Common causes of rejection include:
- Missing or incomplete metadata in the App Store submission
- Failure to support current iOS versions or current device sizes
- In-app purchase implementations that do not comply with Guidelines 3.1.1 or 3.1.3
- Privacy declarations that do not accurately reflect the app's actual data collection
- Failure to provide App Review with working test credentials
If an app fails review a second time, the developer can appeal to the App Review Board — a significant internal escalation. In my experience, this process is more straightforward than it sounds, provided the developer approaches it professionally, explains their position clearly, and does not attempt to pressure Apple into changing its rules on the basis of business urgency or political importance. Those arguments carry no weight.
Existing published apps are generally left in place during a dispute, but the inability to push updates is a slow death sentence: apps that cannot be updated will eventually break on new devices and new OS versions.
The enterprise certificate lesson — still relevant
The Facebook enterprise certificate revocation of 2019 remains one of the clearest examples of Apple enforcing its developer programme terms against a major corporation without hesitation. Facebook had distributed apps to the general public using an enterprise certificate — a certificate intended solely for internal, employee-facing tools. Apple revoked it. Facebook's internal apps stopped working immediately.
The lesson is the same one the UK government learned the hard way: the rules exist, they are enforced, and the size or importance of the organisation in breach does not change the outcome.
2026 update: what has changed, and what hasn't
Since 2020, the regulatory environment around Apple's App Store has shifted considerably. The EU's Digital Markets Act has forced Apple to permit alternative app distribution and alternative payment systems within the European Union, and Apple has faced significant regulatory scrutiny in the UK, the US, and elsewhere. The App Store's commercial terms — particularly the commission structure — have been modified in response to legal and regulatory pressure.
What has not changed is Apple's approach to the technical and privacy guidelines that govern what an app is permitted to do on iOS. Background Bluetooth access, location data handling, privacy nutrition labels, and the requirements around sensitive APIs remain tightly controlled. A government or enterprise developer approaching Apple in 2026 with the same attitude that characterised the UK's COVID app programme — assuming that political urgency or national importance creates exceptions to published rules — would find the outcome identical.

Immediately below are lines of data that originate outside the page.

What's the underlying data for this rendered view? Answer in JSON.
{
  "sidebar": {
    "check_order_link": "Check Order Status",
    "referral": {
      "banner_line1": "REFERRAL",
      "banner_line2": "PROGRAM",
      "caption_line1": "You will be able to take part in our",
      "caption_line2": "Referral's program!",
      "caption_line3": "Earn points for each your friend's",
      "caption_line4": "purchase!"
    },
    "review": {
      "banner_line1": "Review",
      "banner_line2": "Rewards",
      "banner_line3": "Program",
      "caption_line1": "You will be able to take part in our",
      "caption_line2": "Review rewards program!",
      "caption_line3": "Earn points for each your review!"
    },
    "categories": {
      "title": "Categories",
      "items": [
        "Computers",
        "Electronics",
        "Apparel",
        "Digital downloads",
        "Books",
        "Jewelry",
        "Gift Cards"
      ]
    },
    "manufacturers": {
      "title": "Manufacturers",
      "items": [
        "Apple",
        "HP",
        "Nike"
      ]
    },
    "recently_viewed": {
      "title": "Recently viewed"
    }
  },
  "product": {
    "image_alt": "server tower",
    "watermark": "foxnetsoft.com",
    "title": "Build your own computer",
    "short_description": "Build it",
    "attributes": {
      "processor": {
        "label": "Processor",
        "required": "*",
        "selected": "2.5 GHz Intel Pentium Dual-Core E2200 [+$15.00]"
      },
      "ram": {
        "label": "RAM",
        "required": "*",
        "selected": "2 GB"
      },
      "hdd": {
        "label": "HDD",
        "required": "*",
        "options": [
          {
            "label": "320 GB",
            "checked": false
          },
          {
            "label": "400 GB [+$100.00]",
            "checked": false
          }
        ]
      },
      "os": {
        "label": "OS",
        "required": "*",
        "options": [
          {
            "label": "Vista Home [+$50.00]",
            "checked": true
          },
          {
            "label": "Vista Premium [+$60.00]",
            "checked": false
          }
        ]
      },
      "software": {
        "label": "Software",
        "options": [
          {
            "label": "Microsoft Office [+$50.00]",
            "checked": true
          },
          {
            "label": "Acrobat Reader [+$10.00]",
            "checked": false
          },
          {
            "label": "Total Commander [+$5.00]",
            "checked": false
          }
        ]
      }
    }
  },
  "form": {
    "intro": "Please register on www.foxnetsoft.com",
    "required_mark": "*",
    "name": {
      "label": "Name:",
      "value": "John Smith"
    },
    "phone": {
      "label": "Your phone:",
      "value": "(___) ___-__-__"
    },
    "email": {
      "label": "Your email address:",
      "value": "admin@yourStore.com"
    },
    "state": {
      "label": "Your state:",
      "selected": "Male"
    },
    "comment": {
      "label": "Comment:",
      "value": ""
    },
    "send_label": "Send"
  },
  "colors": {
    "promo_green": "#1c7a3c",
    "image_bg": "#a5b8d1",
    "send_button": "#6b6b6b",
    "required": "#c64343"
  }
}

The COVID-19 contact-tracing episode is now a case study in how not to engage with a major platform. The technology Apple and Google built was sound, was available, was documented, and was free to use. The failure was entirely one of political decision-making and institutional reluctance to engage with the platform on its own terms.
If there is a single lesson worth carrying forward into 2026 and beyond, it is this: Apple's guidelines are not an obstacle to be negotiated around or blamed when things go wrong. They are the conditions of access to one of the world's largest software distribution platforms. Engage with them early, engage with them honestly, and — if you find yourself in dispute — do it privately, professionally, and without a press conference.